Oh, if the veil could have been lifted from Beauregard's eyes when he began that bombardment! If he could but have seen the riches become poverty, cities become a waste, happy homes a desolation, the Southern hillsides covered with graves, the Southern plantations grown up with weeds, and the whole secession movement futile, what a vision would have fallen upon the soldier!

On the 15th, President Lincoln called for 75,000 troops. If he had asked for a million, the President would have had them. That shot had kindled a fire of patriotism that swept across the North like a prairie fire. In one day the college students deserted the lecture halls, the students of law and medicine and theology closed their books, the farmer left his plow in the furrow, the woodsman dropped his ax, the carpenter his hammer, and the young men of twenty-three States sprang to arms. What astonished the South most of all was the attitude of Douglas, and the Northern Democrats, who had been confidently counted upon to stand by secession. One Southern fire-eater had said that "Douglas and the Democrats will fight Lincoln and the Republicans, and it will be another case of the Kilkenny cats, leaving the South in peace to build up a great empire." But the first thing that Stephen A. Douglas did was to go to the White House and pledge his support to Lincoln, as did the leading Democrats of the North. "The attack upon Sumter," said Douglas, "leaves us but two parties—patriots and traitors." And now the war was on,—the one side fighting for the Federal Union and liberty for all men, and the other side fighting for State sovereignty and slavery.
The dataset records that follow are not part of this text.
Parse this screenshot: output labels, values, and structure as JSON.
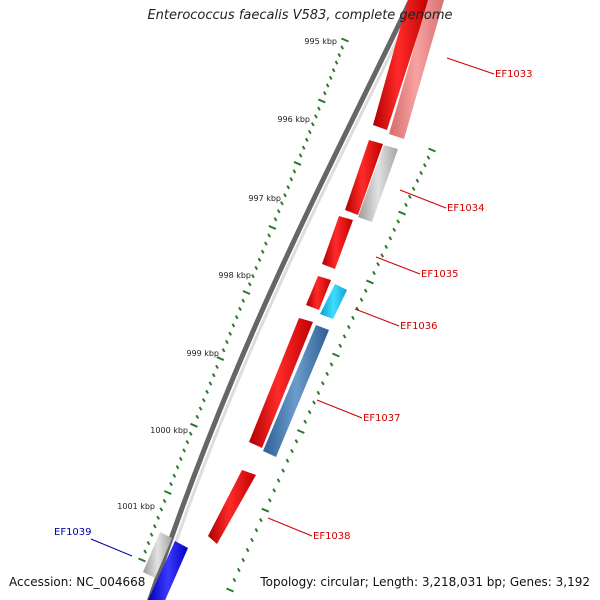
{
  "title": "Enterococcus faecalis V583, complete genome",
  "footer": {
    "accession": "Accession: NC_004668",
    "summary": "Topology: circular; Length: 3,218,031 bp; Genes: 3,192"
  },
  "colors": {
    "forward_cds": "#ff1a1a",
    "forward_pale": "#f08a8a",
    "gray_feature": "#c4c4c4",
    "cyan_feature": "#20c8f0",
    "steel_feature": "#4a7ab0",
    "blue_feature": "#1414ee",
    "tick_green": "#2a7a2a",
    "label_red": "#cc0000",
    "label_blue": "#0000aa"
  },
  "ticks": [
    {
      "label": "995 kbp"
    },
    {
      "label": "996 kbp"
    },
    {
      "label": "997 kbp"
    },
    {
      "label": "998 kbp"
    },
    {
      "label": "999 kbp"
    },
    {
      "label": "1000 kbp"
    },
    {
      "label": "1001 kbp"
    }
  ],
  "gene_labels": [
    {
      "name": "EF1033",
      "color": "red"
    },
    {
      "name": "EF1034",
      "color": "red"
    },
    {
      "name": "EF1035",
      "color": "red"
    },
    {
      "name": "EF1036",
      "color": "red"
    },
    {
      "name": "EF1037",
      "color": "red"
    },
    {
      "name": "EF1038",
      "color": "red"
    },
    {
      "name": "EF1039",
      "color": "blue"
    }
  ]
}
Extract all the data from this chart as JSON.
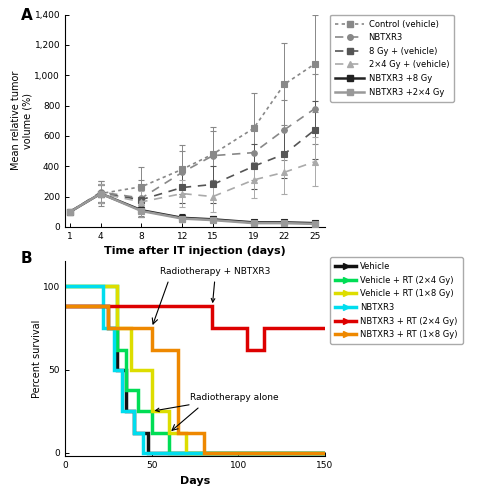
{
  "panel_A": {
    "xlabel": "Time after IT injection (days)",
    "ylabel": "Mean relative tumor\nvolume (%)",
    "xticks": [
      1,
      4,
      8,
      12,
      15,
      19,
      22,
      25
    ],
    "ylim": [
      0,
      1400
    ],
    "ytick_vals": [
      0,
      200,
      400,
      600,
      800,
      1000,
      1200,
      1400
    ],
    "ytick_labels": [
      "0",
      "200",
      "400",
      "600",
      "800",
      "1,000",
      "1,200",
      "1,400"
    ],
    "series": [
      {
        "label": "Control (vehicle)",
        "x": [
          1,
          4,
          8,
          12,
          15,
          19,
          22,
          25
        ],
        "y": [
          100,
          220,
          265,
          380,
          480,
          650,
          940,
          1075
        ],
        "yerr": [
          0,
          80,
          130,
          160,
          180,
          230,
          270,
          320
        ],
        "color": "#888888",
        "linestyle": "dotted",
        "marker": "s",
        "linewidth": 1.2,
        "markersize": 4
      },
      {
        "label": "NBTXR3",
        "x": [
          1,
          4,
          8,
          12,
          15,
          19,
          22,
          25
        ],
        "y": [
          100,
          230,
          190,
          360,
          470,
          490,
          640,
          780
        ],
        "yerr": [
          0,
          70,
          120,
          140,
          160,
          180,
          200,
          230
        ],
        "color": "#888888",
        "linestyle": "dashed",
        "marker": "o",
        "linewidth": 1.2,
        "markersize": 4
      },
      {
        "label": "8 Gy + (vehicle)",
        "x": [
          1,
          4,
          8,
          12,
          15,
          19,
          22,
          25
        ],
        "y": [
          100,
          220,
          180,
          260,
          280,
          400,
          480,
          640
        ],
        "yerr": [
          0,
          65,
          85,
          100,
          120,
          150,
          160,
          190
        ],
        "color": "#555555",
        "linestyle": "dashed",
        "marker": "s",
        "linewidth": 1.2,
        "markersize": 4
      },
      {
        "label": "2×4 Gy + (vehicle)",
        "x": [
          1,
          4,
          8,
          12,
          15,
          19,
          22,
          25
        ],
        "y": [
          100,
          220,
          165,
          220,
          200,
          310,
          360,
          430
        ],
        "yerr": [
          0,
          60,
          75,
          90,
          100,
          120,
          140,
          160
        ],
        "color": "#aaaaaa",
        "linestyle": "dashed",
        "marker": "^",
        "linewidth": 1.2,
        "markersize": 4
      },
      {
        "label": "NBTXR3 +8 Gy",
        "x": [
          1,
          4,
          8,
          12,
          15,
          19,
          22,
          25
        ],
        "y": [
          100,
          220,
          110,
          60,
          50,
          30,
          30,
          25
        ],
        "yerr": [
          0,
          55,
          45,
          25,
          20,
          12,
          12,
          12
        ],
        "color": "#222222",
        "linestyle": "solid",
        "marker": "s",
        "linewidth": 1.8,
        "markersize": 4
      },
      {
        "label": "NBTXR3 +2×4 Gy",
        "x": [
          1,
          4,
          8,
          12,
          15,
          19,
          22,
          25
        ],
        "y": [
          100,
          220,
          105,
          55,
          45,
          25,
          25,
          20
        ],
        "yerr": [
          0,
          55,
          40,
          22,
          18,
          10,
          10,
          10
        ],
        "color": "#999999",
        "linestyle": "solid",
        "marker": "s",
        "linewidth": 1.8,
        "markersize": 4
      }
    ],
    "legend": [
      {
        "label": "Control (vehicle)",
        "color": "#888888",
        "ls": "dotted",
        "marker": "s",
        "lw": 1.2,
        "ms": 4
      },
      {
        "label": "NBTXR3",
        "color": "#888888",
        "ls": "dashed",
        "marker": "o",
        "lw": 1.2,
        "ms": 4
      },
      {
        "label": "8 Gy + (vehicle)",
        "color": "#555555",
        "ls": "dashed",
        "marker": "s",
        "lw": 1.2,
        "ms": 4
      },
      {
        "label": "2×4 Gy + (vehicle)",
        "color": "#aaaaaa",
        "ls": "dashed",
        "marker": "^",
        "lw": 1.2,
        "ms": 4
      },
      {
        "label": "NBTXR3 +8 Gy",
        "color": "#222222",
        "ls": "solid",
        "marker": "s",
        "lw": 1.8,
        "ms": 4
      },
      {
        "label": "NBTXR3 +2×4 Gy",
        "color": "#999999",
        "ls": "solid",
        "marker": "s",
        "lw": 1.8,
        "ms": 4
      }
    ]
  },
  "panel_B": {
    "xlabel": "Days",
    "ylabel": "Percent survival",
    "xlim": [
      0,
      150
    ],
    "ylim": [
      -2,
      115
    ],
    "xticks": [
      0,
      50,
      100,
      150
    ],
    "yticks": [
      0,
      50,
      100
    ],
    "series": [
      {
        "label": "Vehicle",
        "color": "#111111",
        "lw": 2.5,
        "xs": [
          0,
          25,
          25,
          30,
          30,
          35,
          35,
          40,
          40,
          48,
          48,
          150
        ],
        "ys": [
          88,
          88,
          75,
          75,
          50,
          50,
          25,
          25,
          12,
          12,
          0,
          0
        ]
      },
      {
        "label": "Vehicle + RT (2×4 Gy)",
        "color": "#00dd55",
        "lw": 2.5,
        "xs": [
          0,
          30,
          30,
          35,
          35,
          42,
          42,
          50,
          50,
          60,
          60,
          150
        ],
        "ys": [
          100,
          100,
          62,
          62,
          38,
          38,
          25,
          25,
          12,
          12,
          0,
          0
        ]
      },
      {
        "label": "Vehicle + RT (1×8 Gy)",
        "color": "#dddd00",
        "lw": 2.5,
        "xs": [
          0,
          30,
          30,
          38,
          38,
          50,
          50,
          60,
          60,
          70,
          70,
          150
        ],
        "ys": [
          100,
          100,
          75,
          75,
          50,
          50,
          25,
          25,
          12,
          12,
          0,
          0
        ]
      },
      {
        "label": "NBTXR3",
        "color": "#00ddee",
        "lw": 2.5,
        "xs": [
          0,
          22,
          22,
          28,
          28,
          33,
          33,
          40,
          40,
          45,
          45,
          150
        ],
        "ys": [
          100,
          100,
          75,
          75,
          50,
          50,
          25,
          25,
          12,
          12,
          0,
          0
        ]
      },
      {
        "label": "NBTXR3 + RT (2×4 Gy)",
        "color": "#dd0000",
        "lw": 2.5,
        "xs": [
          0,
          85,
          85,
          105,
          105,
          115,
          115,
          150
        ],
        "ys": [
          88,
          88,
          75,
          75,
          62,
          62,
          75,
          75
        ]
      },
      {
        "label": "NBTXR3 + RT (1×8 Gy)",
        "color": "#ee8800",
        "lw": 2.5,
        "xs": [
          0,
          25,
          25,
          50,
          50,
          65,
          65,
          80,
          80,
          90,
          90,
          150
        ],
        "ys": [
          88,
          88,
          75,
          75,
          62,
          62,
          12,
          12,
          0,
          0,
          0,
          0
        ]
      }
    ],
    "legend": [
      {
        "label": "Vehicle",
        "color": "#111111",
        "lw": 2.5
      },
      {
        "label": "Vehicle + RT (2×4 Gy)",
        "color": "#00dd55",
        "lw": 2.5
      },
      {
        "label": "Vehicle + RT (1×8 Gy)",
        "color": "#dddd00",
        "lw": 2.5
      },
      {
        "label": "NBTXR3",
        "color": "#00ddee",
        "lw": 2.5
      },
      {
        "label": "NBTXR3 + RT (2×4 Gy)",
        "color": "#dd0000",
        "lw": 2.5
      },
      {
        "label": "NBTXR3 + RT (1×8 Gy)",
        "color": "#ee8800",
        "lw": 2.5
      }
    ]
  }
}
These great events bring us front to front with the question as to how Southern men justified their firing upon the old flag and attacking the Union. Let us confess that men do not make martyrs of themselves unless they have a cause that commands the intellect and conquers the will.
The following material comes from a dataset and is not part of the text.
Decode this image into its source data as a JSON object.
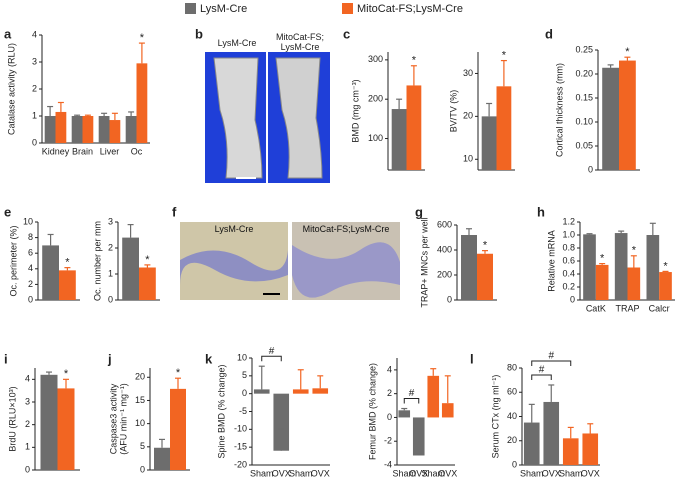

Skeptics used to say that the apostles invented the character of Jesus. As if men first of all invent a lie and inflate a bubble myth, and then go out in support of it to get themselves mobbed, kicked through the streets, thrown from windows, tortured on the rack, crucified and burned alive after incredible heroism for thirty years! To say that the disciples invented the story of Jesus and then martyred themselves for their falsehood is as intellectually stupid and silly as it is morally monstrous! Not otherwise these leading men of the South were men of the loftiest character, of great personal worth, patriotic, high-minded, and they did not devastate their land and martyr themselves for idle abstractions. Here is John C. Calhoun, ranked by all as one of the triumvirate—Webster, Calhoun and Clay. Here is Gen. Robert E. Lee, of whom Lord Wolsey said that for one State to have given birth to two such men as Washington and Lee was to have lent it immortal renown. Lincoln and Grant and our Northern generals understood the Southern men, sympathized with them, and therefore because the intellect grasped their position, Grant's heart forgave Lee, and made the two friends. To understand this, go to-day to a great battle-field of that conflict and hear the Northern generals and the Southern generals rehearse the story of the Civil War, and you will understand the magnanimity of the Northern leader and the argument of the Southern soldier. History has destroyed the old delusion that secession was a conspiracy, organized by a few malignant leaders. All historians to-day, Northern and Southern alike, concede that it was a great popular uprising of the Southern people.

Indeed, it was not altogether a contest between Northern blood on the one side, and Southern blood on the other.